New Filing Details NC Election Board and Trump DOJ Co-Ordinating on Plan That Could Disenfranchise Voters

Raleigh, North Carolina State Capitol Building.

A new deal to settle a lawsuit brought by the Trump administration against the North Carolina State Board of Elections suggests neither side is looking out for voters, pro-voting groups argued Wednesday in a court filing.

The filing details co-ordination between the GOP-controlled board and the U.S. Department of Justice on resolving the lawsuit, which was filed last month.

The agreement would force nearly 100,000 North Carolina voters to take an additional step to verify their identity or risk being disenfranchised.

The DOJ alleged that thousands of North Carolina’s voter records are incomplete, in violation of federal voting law, because the state’s voter registration form did not indicate proof of identification information was required. 

An estimated 200,000 registered voters have missing information, according to the board.

The board approved a plan Tuesday that calls for the state to mail two notices to each affected voter requesting the missing information. Around half of the voters would still be able to cast a regular ballot because they have since provided an alternative form of ID, but the other half would need to respond to the mailings or else be forced to cast a provisional ballot.

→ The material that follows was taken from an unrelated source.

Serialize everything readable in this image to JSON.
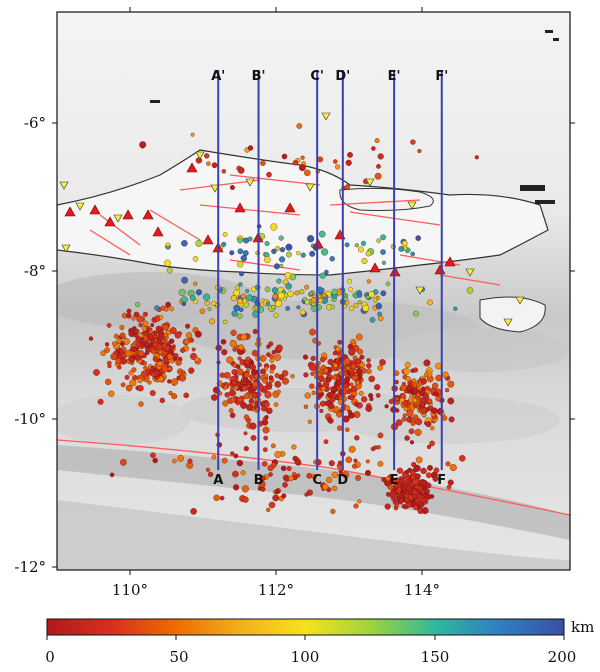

The North Carolina Alliance for Retired Americans (NCARA) – one of several groups seeking to intervene as defendants in the case – filed a notice Wednesday arguing the agreement suggests the board isn’t defending the interests of voters. 

The NCARA said it planned to make an additional filing explaining “how the Board’s proposed plan confirms that the Alliance’s members’ voting rights are threatened by this litigation and that those interests are not adequately represented by the existing parties.”

The notice also suggests, though it doesn’t outright say, that the board is coordinating improperly with the Trump administration. 

The filing notes that at the Tuesday meeting, “the Board’s Executive Director, Sam Hayes, publicly confirmed he had been in ‘discussions’ with the federal Government regarding a resolution to this action. Mr. Hayes presented to the Board an ‘outline for a plan’ that the federal Government ‘tentatively signed off on.’”

It continues: 

“Mr. Hayes further stated that he ‘believe[d]’ the federal Government would ‘sign off on’ the plan, and if not, Mr. Hayes ‘plan[ned] to work with the DOJ to bring’ the Board into ‘full compliance with federal law.’”

Last month, the GOP installed a new right-wing majority on the state’s board of elections after a recent law stripped the governor, a Democrat, of the right to appoint board members and handed it to the state auditor, a Republican. The board immediately replaced its nonpartisan election administrator with Hayes, a former top lawyer for the state’s Republican Speaker of the House.

“Given recent changes in the composition and leadership of the North Carolina State Board of Elections, there is no assurance that Defendants will fully protect them,” the Alliance argued in a previous filing. “Indeed, there is substantial reason to believe the State Board may agree with the federal government in this case.” 

Judge Richard E. Myers II, a Trump appointee who ordered the state last month to certify Democratic state Supreme Court Justice Allison Riggs’ election win, will decide whether to allow the groups to intervene.

For North Carolina, the stakes in the case are high. The board’s plan is just the latest in an ongoing effort to add stumbling blocks for voters. Together, those efforts have resulted in nearly 1.5 million eligible voters in North Carolina who aren’t participating in elections, according to a newly released report from the Southern Coalition for Social Justice that details the impact of the GOP’s endless quest to impose restrictions in response to false allegations of voter fraud.

“The real threat to our democracy is just the opposite: too many people don’t register to vote and don’t show up at the polls,” the report concluded, finding that people of color and young voters have been the most affected.

The North Carolina Alliance for Retired Americans is represented by the Elias Law Group (ELG). ELG Firm Chair Marc Elias is the founder of Democracy Docket.

Yunior Rivas contributed to this report.